‘Summary: looks at variations in the performance of Italian regional governments. Argues that low levels of social capital (variation in political culture) in a region lead to inefficient regional governments; the variation in political culture is then traced back to the Middle Ages.
Method: a so-called “natural experiment” – studies the performance of Italian regional governments following their formation in 1970, arguing that this introduction of a new level of government allows a perfect testing ground for determining the “conditions for creating strong, responsive, effective representative institutions” (6) since “institutional design was held constant” (10)
Critiques: theoretically, Putnam’s argument has two major weaknesses: first, he offers little to account for the persistence of traits that he argues characterized different Italian regions for about seven hundred years (historical validity) and the choice of the Middle Ages as THE point of origin seems rather arbitrary; second, social capital may be endogenous to institutional performance rather than a cause of it.
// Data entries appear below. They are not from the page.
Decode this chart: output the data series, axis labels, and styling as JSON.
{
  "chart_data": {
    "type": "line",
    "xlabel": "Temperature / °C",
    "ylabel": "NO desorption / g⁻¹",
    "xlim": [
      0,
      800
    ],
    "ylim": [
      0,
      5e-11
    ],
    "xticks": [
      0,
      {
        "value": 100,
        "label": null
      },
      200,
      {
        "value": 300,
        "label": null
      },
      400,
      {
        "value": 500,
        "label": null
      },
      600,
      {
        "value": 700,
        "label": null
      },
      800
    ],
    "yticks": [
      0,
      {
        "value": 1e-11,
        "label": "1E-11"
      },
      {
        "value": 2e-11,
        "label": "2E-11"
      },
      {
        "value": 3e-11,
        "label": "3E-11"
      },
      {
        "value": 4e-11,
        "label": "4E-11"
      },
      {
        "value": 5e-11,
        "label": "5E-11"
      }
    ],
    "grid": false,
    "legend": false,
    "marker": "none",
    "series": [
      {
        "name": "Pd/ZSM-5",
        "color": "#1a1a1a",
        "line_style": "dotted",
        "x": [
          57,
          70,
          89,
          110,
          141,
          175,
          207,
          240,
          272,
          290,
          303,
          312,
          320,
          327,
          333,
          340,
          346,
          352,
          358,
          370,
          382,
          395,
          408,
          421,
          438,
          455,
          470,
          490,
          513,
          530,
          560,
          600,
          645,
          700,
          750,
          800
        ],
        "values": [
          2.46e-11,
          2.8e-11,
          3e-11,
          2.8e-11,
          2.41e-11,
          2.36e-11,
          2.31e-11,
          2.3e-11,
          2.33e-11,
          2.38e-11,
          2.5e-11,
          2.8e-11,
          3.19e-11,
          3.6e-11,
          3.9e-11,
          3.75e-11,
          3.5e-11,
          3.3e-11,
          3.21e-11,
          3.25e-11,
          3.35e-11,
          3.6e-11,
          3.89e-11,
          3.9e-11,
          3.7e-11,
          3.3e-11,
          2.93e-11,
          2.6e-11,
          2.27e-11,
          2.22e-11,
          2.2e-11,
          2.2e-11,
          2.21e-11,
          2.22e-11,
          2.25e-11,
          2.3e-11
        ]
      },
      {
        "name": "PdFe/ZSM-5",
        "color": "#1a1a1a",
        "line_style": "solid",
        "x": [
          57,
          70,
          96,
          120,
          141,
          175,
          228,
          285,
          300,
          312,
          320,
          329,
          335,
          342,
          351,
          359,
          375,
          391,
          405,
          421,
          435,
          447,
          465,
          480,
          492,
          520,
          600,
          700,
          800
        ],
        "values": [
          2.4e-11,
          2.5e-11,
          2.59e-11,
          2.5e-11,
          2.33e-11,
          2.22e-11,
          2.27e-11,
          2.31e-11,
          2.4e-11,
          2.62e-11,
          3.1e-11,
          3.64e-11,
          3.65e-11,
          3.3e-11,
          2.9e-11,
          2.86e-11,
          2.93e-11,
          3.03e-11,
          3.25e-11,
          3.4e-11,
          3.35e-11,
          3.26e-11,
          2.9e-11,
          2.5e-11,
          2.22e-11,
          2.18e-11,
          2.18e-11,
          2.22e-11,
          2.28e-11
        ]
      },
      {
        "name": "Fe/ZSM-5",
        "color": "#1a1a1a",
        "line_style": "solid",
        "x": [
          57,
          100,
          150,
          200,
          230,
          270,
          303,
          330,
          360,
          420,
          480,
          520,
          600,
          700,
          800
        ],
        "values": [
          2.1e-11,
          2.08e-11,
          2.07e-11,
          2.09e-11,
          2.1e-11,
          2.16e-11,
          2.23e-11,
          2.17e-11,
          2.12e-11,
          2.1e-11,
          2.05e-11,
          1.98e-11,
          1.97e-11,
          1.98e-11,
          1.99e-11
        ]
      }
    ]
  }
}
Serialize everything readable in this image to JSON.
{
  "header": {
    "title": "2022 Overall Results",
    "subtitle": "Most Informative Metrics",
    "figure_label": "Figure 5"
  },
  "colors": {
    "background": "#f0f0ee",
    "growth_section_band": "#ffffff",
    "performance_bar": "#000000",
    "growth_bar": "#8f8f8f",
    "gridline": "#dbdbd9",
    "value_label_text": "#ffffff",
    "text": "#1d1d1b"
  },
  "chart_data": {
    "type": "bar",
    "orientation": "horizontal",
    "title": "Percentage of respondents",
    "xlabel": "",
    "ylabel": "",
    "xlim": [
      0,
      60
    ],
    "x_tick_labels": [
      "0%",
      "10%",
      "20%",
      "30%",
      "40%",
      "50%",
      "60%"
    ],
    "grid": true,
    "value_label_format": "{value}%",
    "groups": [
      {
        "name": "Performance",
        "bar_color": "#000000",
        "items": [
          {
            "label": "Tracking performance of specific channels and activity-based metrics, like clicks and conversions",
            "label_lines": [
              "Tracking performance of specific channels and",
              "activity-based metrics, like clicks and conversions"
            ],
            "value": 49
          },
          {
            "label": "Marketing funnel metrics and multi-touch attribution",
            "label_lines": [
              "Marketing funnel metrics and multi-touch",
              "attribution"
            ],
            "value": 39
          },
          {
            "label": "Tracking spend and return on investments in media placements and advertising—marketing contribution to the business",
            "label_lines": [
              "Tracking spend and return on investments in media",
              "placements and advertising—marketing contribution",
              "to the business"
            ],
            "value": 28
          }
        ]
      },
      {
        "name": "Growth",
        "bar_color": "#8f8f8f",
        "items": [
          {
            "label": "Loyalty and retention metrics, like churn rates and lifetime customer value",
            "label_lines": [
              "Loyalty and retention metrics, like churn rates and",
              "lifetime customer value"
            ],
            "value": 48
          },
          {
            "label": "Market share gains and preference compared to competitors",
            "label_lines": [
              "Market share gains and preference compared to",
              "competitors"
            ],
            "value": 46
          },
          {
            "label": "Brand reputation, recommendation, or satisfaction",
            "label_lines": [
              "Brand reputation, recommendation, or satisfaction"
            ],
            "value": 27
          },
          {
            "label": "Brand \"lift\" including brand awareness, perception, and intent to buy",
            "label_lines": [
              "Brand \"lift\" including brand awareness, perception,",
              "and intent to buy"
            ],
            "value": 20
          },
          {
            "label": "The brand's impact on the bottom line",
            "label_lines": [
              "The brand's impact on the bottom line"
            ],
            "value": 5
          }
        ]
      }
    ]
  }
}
Also, Jackson and Miller (1996) examine the validity of Putnam’s statistical claims, and find that there is “very little indication from the Italian data to suggest that institutional performance depends in any appreciable manner on cultural traditions. While there is a statistical justification for the measures of civic community developed by Putnam, those measures do not address distributions of cultural values directly. More troubling is the fact that the measure of performance cannot be justified even on statistical grounds. As a result, these data provide no warrant for linking cultural values to political performance.” (644-645)
Also, see Sabetti (1996).
In Making Democracy Work, Putnam performs a study of the performance of Italian regional government performance following their formation in 1970, arguing that this introduction of a new regional level of government allows a perfect testing ground for determining the “conditions for creating strong, responsive, effective representative institutions.” (6, 10) Since he views the institutions introduced as being identical across the fifteen regions (excluding the five semi-autonomous regions with their variations in powers), Putnam is able to hold institutions constant. As such, any variation cannot be institutional in nature and must be explained by some other variable.
Putnam carries out this study over two decades using a combination of surveys, interviews, statistical measures of institutional performance, analysis of legislation and a somewhat unorthodox investigative measure which involves the submission of fake inquiries to monitor difficulties in having complaints dealt with. (13-14) He finds that there is indeed considerable variation in the performance of regions, and that this variation occurs largely on a North-South divide. He explains this divide using the notion of political culture, arguing that if regional governments perform badly, it is because citizens have inadequate levels of trust, and society a low level of social capital. Much of this problem relates to a fundamental problem of collective action. While the North was able to overcome this problem horizontally, the South dealt with it using sub-optimal vertical measures. He traces the origin of these variations in social capital back to different forms of government in the Middle Ages (republican in the North and monarchical in the South). Since trust and civic engagement are seen as self-reinforcing, these traditions continued over time.
Putnam sums the logic of his argument up thusly:
“On the demand side, citizens in civic communities expect better government and (in part through their own efforts), they get it. They demand effective public service, and they are prepared to act collectively to achieve their shared goals. Their counterparts in less civic regions more commonly assume the role of alienated and cynical supplicants. On the supply side, the performance of representative government is facilitated by the social infrastructure of civic communities and by the democratic values of both officials and citizens. Most fundamental to the civic community is the social ability to collaborate for shared interests. Generalized reciprocity… generates high social capital and underpins collaboration.” (182-183)
As such, Putnam notes the importance of the initial, self-reinforcing conditions on the current levels of policy efficiency, and democracy more generally. The key to making democracy work is the social capital created by civic culture, activities and associations.